Articulation has been formalised as dynamic articulatory gestures, i.e., a target-driven pattern of articulator movements (e.g., Browman & Goldstein, 1986). Such a pattern unfolds in time and space and could therefore also be seen as a spatial sequence of analytically relevant articulatory landmarks such as timepoint of peak velocity and target achievement. Seeing such sequences as sequences of vectors (of spatial coordinates) make them potentially learnable with algorithms for sequence modelling.

Current developments of machine learning offer greatly improved power for sequence learning and prediction. Recurrent Neural Networks (RNNs) or their extension Long Short-Term Memory (LSTM, Hochreiter & Schmidhuber, 1997) allows efficient training over short and even long time intervals (Gers, Schraudolph & Schmidhuber, 2002). Such networks have been used for acoustic modelling, but their application in articulation research has been mainly been limited to ultrasound data, and applied less to the classification of two-dimensional articulator movement curves as obtained from EMA or ROI analyses of MRI data.

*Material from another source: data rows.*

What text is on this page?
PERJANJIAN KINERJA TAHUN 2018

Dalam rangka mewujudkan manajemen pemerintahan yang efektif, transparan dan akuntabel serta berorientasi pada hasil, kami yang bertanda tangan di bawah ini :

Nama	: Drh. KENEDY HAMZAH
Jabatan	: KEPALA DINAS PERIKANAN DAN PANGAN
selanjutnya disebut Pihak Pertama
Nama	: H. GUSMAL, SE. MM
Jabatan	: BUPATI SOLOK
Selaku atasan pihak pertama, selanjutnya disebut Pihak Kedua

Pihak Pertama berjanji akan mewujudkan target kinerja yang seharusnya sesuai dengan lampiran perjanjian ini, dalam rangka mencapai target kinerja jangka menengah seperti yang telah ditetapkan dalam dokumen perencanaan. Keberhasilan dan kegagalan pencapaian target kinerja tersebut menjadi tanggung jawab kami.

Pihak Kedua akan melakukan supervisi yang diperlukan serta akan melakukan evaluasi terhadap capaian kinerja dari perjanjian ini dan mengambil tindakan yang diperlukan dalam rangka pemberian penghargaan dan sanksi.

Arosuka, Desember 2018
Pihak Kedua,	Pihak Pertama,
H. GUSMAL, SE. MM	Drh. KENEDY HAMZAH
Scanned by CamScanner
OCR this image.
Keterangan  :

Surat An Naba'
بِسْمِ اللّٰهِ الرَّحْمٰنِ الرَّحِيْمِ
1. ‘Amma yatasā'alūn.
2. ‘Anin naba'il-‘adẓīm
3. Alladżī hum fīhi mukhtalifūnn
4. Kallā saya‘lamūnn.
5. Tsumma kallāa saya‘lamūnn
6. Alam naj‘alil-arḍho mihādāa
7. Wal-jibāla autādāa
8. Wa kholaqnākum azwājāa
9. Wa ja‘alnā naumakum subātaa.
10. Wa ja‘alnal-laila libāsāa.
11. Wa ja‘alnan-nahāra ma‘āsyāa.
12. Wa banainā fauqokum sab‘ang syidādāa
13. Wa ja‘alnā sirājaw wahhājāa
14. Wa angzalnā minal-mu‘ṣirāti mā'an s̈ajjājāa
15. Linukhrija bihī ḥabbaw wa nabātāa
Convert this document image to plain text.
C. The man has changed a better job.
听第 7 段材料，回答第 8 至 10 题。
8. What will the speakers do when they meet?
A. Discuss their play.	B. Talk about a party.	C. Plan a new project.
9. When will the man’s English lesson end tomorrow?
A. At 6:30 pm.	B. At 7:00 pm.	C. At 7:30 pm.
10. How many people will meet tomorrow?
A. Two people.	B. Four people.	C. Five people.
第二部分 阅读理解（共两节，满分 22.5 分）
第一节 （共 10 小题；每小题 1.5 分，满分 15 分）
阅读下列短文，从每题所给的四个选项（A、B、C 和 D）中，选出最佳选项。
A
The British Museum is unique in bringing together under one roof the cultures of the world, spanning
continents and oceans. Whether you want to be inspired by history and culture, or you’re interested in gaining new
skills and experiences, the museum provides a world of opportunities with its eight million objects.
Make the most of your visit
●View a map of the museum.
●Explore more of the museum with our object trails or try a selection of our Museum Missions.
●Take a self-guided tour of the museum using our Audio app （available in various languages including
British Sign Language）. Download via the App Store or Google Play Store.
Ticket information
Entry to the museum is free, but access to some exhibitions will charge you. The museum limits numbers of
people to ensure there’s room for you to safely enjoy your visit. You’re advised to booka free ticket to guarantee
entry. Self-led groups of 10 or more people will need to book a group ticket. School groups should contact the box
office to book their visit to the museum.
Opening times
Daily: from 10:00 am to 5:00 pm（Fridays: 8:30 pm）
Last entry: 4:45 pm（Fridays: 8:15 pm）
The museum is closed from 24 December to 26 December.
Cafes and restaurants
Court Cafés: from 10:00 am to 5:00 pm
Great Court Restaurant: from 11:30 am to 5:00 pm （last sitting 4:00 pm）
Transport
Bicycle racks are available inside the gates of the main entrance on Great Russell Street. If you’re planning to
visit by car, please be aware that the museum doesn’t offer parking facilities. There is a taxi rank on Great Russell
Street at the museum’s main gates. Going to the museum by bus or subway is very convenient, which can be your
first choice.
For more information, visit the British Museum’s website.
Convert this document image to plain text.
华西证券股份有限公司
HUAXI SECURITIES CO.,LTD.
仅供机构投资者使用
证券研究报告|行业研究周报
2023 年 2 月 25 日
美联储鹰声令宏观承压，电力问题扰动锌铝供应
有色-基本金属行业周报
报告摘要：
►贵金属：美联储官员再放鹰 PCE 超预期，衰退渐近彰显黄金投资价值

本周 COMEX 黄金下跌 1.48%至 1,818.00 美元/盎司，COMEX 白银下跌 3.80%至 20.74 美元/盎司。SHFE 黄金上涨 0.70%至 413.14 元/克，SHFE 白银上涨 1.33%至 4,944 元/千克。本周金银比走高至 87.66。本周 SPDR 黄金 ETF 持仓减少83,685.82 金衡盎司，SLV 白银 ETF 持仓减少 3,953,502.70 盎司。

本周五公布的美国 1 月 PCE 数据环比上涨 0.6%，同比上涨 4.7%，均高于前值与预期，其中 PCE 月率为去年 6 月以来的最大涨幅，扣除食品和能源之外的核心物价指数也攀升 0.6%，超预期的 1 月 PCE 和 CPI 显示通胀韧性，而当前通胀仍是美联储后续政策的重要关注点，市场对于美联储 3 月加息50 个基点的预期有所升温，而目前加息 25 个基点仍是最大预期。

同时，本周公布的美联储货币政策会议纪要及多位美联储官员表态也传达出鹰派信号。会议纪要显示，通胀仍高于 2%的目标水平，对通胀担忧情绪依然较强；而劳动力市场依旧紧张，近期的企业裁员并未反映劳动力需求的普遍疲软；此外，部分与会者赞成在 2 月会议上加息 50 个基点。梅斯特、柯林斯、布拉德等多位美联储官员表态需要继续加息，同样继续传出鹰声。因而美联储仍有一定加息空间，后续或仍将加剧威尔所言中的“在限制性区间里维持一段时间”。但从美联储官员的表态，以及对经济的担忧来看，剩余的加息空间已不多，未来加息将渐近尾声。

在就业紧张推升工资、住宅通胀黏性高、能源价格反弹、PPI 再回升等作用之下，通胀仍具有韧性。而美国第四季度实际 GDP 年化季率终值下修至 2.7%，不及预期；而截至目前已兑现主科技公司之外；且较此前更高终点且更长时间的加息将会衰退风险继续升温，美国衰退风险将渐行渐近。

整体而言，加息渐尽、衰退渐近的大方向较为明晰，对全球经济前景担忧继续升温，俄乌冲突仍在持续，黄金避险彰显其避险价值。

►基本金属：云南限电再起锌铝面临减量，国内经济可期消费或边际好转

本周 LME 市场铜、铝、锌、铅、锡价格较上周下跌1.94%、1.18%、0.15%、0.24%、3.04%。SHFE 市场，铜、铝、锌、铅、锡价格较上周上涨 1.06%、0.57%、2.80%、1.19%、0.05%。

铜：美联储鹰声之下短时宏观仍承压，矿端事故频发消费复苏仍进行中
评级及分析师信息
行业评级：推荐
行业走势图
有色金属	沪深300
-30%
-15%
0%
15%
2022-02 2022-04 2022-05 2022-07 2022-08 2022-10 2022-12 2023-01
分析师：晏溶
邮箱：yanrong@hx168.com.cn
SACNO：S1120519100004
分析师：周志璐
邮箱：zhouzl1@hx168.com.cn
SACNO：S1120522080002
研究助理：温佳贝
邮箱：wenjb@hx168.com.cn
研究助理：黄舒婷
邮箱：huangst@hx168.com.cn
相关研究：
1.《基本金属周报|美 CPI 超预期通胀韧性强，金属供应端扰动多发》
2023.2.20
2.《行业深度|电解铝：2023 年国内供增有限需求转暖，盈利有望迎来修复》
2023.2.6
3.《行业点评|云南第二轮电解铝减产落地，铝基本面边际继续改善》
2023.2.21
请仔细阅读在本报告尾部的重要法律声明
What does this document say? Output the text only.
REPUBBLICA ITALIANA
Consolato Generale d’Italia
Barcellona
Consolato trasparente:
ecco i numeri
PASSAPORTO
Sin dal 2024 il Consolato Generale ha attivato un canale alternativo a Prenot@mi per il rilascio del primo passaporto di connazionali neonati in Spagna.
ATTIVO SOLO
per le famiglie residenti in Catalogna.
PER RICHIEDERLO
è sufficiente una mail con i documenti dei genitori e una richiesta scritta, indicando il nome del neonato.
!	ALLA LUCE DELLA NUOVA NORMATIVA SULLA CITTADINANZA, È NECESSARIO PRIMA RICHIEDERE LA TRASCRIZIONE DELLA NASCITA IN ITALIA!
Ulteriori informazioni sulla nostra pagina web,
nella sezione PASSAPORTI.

However, promising approaches to acoustics-to-EMA mapping tentatively suggest that articulatory movement allow meaningful modelling using deep neural networks (e.g., Liu et al., 2005, Chartier et al., 2018)

Call for Papers:

We call for abstracts that bring together articulation data and computational modelling, especially neural network modelling. We welcome any abstract, including tentative work, on the possibility of using neural and/or deep computational modelling for articulatory data. Suggestions for topics are:

- Whether it is possible to capture invariants, language-independent predictable patterns that apply to all articulation
- If transfer learning is possible, i.e. if a network trained on articulatory features in one speaker and, ultimately, language can be mapped onto the pattern of another speaker (or language)
- If annotation of gestures can be aided by generating most likely gesture structures, analogous to the derivation of articulation from acoustics (e.g., Mitra, Vikramjit, et al. 2010)
- If diagnostic classification is possible on networks that model articulation, analogous to e.g., the detection of counterparts to compositionality in a model of arithmetic grammar by Hupkes & Zuidema (2017)

Please use the link to EasyChair (https://easychair.org/my/conference?conf=nnart2020) to submit abstracts. Tentative work is more than welcome! As for the main conference, abstracts should be written in English and not exceed one page of text. References, examples and/or figures can optionally be included on a second page. Submitted abstracts must be in .pdf format, with Times New Roman font, size 12, 1 inch margins and single spacing. We do not require anonymous abstracts.